Den Tir meistern: Pétanques spektakulärster Zug
Der Tir — die gegnerische Boule aus dem Spiel schießen — ist der dramatischste Moment im Pétanque. So entwickelst du eine präzise, zuverlässige Schußtechnik.
Der Tir ist der elektrisierendste Moment im Pétanque: Eine perfekt geworfene Stahlboule trifft die gegnerische, schickt sie weit davonfliegend — und die eigene fällt genau an ihren Platz.
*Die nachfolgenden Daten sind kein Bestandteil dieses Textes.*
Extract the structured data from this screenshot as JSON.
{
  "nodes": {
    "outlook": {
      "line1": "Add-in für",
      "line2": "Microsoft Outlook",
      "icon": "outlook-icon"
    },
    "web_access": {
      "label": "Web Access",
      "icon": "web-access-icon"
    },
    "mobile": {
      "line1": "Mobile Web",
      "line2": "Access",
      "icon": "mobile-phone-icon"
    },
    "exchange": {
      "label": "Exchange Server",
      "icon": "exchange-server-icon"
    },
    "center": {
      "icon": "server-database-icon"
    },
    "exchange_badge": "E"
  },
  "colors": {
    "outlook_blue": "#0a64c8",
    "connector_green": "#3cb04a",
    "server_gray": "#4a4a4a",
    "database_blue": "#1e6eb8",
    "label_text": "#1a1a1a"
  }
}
Es braucht Präzision, Selbstvertrauen und Übung. Doch jeder kann es lernen, der bereit ist, die nötige Zeit zu investieren.
Die Grundlagen
Der Tir beginnt lange bevor du die Boule loslässt. Haltung, Griff und Abwurfpunkt bestimmen, wohin die Boule fliegt. Stell dich frontal zur Zielboule auf, Füße schulterbreit auseinander, und fixiere die gegnerische Boule mit dem Blick — nicht den Punkt, wo deine landen soll, sondern den exakten Auftreffpunkt.
Greife die Boule mit allen vier Fingern, die von oben über sie greifen, der Daumen liegt locker an der Seite. Beim Vorwärtsschwung schnellt das Handgelenk im Abwurfmoment nach unten. Dieser Rückwärtsdrall ist entscheidend: Er bremst die Boule kurz nach dem Aufprall ab, anstatt sie davonrollen zu lassen.
Die Schwungmechanik
Halte den Arm beim Rückschwung nah am Körper. Ein weiter, schwingender Bogen erzeugt seitliche Streuung — der Feind der Konstanz. Stell dir die Bewegung wie ein Pendel vor: gleichmäßig, kontrolliert, reproduzierbar.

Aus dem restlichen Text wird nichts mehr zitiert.